Regarding the papular skin rash, it has been well-reported in the literature that patients with systemic PHA1 are more prone to skin infections and rash flare-ups that usually precede severe salt-wasting crises. The secretion of sweat with elevated sodium chloride concentrations is thought to directly affect the eccrine ducts (30), and patients may present with different cutaneous features like seborrheic dermatitis, folliculitis, or miliaria rubra-like lesions. Although scabies has not been specifically reported with systemic PHA1, it can still be explained by the mechanism aforementioned. Any rash flare-up in PHA1 should alert physicians and families about impending salt-wasting crises to take preventive measures.
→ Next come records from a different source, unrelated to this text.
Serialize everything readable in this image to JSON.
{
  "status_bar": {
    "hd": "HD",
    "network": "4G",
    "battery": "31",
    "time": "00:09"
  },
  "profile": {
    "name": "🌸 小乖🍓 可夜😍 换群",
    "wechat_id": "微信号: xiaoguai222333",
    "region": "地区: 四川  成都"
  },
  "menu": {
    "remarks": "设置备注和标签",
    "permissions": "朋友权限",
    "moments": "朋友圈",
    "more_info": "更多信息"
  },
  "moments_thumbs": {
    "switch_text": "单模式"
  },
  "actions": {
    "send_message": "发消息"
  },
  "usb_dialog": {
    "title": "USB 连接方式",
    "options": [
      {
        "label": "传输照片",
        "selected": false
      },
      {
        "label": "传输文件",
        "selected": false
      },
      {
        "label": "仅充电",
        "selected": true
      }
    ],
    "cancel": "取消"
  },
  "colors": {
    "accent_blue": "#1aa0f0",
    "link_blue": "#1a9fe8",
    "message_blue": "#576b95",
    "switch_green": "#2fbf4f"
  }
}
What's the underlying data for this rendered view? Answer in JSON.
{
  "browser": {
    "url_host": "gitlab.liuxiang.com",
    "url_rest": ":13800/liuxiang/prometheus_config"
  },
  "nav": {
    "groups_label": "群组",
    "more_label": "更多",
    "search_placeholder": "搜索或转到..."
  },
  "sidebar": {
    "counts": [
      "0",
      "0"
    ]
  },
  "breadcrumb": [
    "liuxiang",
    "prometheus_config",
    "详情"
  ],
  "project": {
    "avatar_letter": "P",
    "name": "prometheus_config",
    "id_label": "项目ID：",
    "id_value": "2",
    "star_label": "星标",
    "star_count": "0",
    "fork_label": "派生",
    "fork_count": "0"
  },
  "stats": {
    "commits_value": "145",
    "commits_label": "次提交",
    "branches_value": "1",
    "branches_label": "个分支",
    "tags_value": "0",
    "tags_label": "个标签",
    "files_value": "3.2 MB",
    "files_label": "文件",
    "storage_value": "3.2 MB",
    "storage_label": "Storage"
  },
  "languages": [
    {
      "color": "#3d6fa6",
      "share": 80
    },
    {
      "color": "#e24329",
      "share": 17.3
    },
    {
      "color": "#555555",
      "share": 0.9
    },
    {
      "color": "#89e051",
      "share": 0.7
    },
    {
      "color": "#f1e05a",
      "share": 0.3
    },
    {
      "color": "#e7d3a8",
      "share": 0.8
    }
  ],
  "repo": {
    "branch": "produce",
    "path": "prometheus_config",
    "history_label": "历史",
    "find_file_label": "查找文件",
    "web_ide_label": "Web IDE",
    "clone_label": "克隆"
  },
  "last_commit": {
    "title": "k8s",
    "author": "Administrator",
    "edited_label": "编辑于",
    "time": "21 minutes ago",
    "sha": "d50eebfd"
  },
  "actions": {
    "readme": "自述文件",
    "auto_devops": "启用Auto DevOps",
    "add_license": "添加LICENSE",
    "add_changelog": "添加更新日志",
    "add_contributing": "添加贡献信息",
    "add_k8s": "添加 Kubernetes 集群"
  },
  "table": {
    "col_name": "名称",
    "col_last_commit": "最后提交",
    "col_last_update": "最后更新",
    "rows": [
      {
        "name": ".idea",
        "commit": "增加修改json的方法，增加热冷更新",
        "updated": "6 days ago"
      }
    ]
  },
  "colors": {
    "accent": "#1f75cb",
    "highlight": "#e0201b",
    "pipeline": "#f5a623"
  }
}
Mutations involving ENaC β subunits and the published cases with a missense mutation, as in our patient, are even rarer than those with α subunit mutations and non-missense mutations, respectively. In the other two Sudanese children in the literature, one had an α mutation, while no mutation was revealed in the other (9, 10). The homozygous missense variant found in our patient affects a highly conserved amino acid, it was predicted to be pathogenic by all applied in silico programs (SIFT, Mutation Taster, Align GVGD, and Poplyphen), no homozygotes were detected for this variant, and the allele frequency of this variant was 2.121 × 105 in the Genome Aggregation Database (gnomAD) Browser.

Declaration of interest

The authors declare that there is no conflict of interest that could be perceived as prejudicing the impartiality of the research reported.

Funding

This research did not receive any specific grant from any funding agency in the public, commercial or not-for-profit sector.

Patient consent

An informed consent was obtained from the patient’s guardian.

Author contribution statement

A A, R T, and A S wrote the case report. A A and R T contributed to writing of the discussion. M Alhassan and M Abdullah wrote most of the discussion. H Tawamie did the genetic testing and wrote the relevant text. All authors, except H T oversaw the patient’s management process.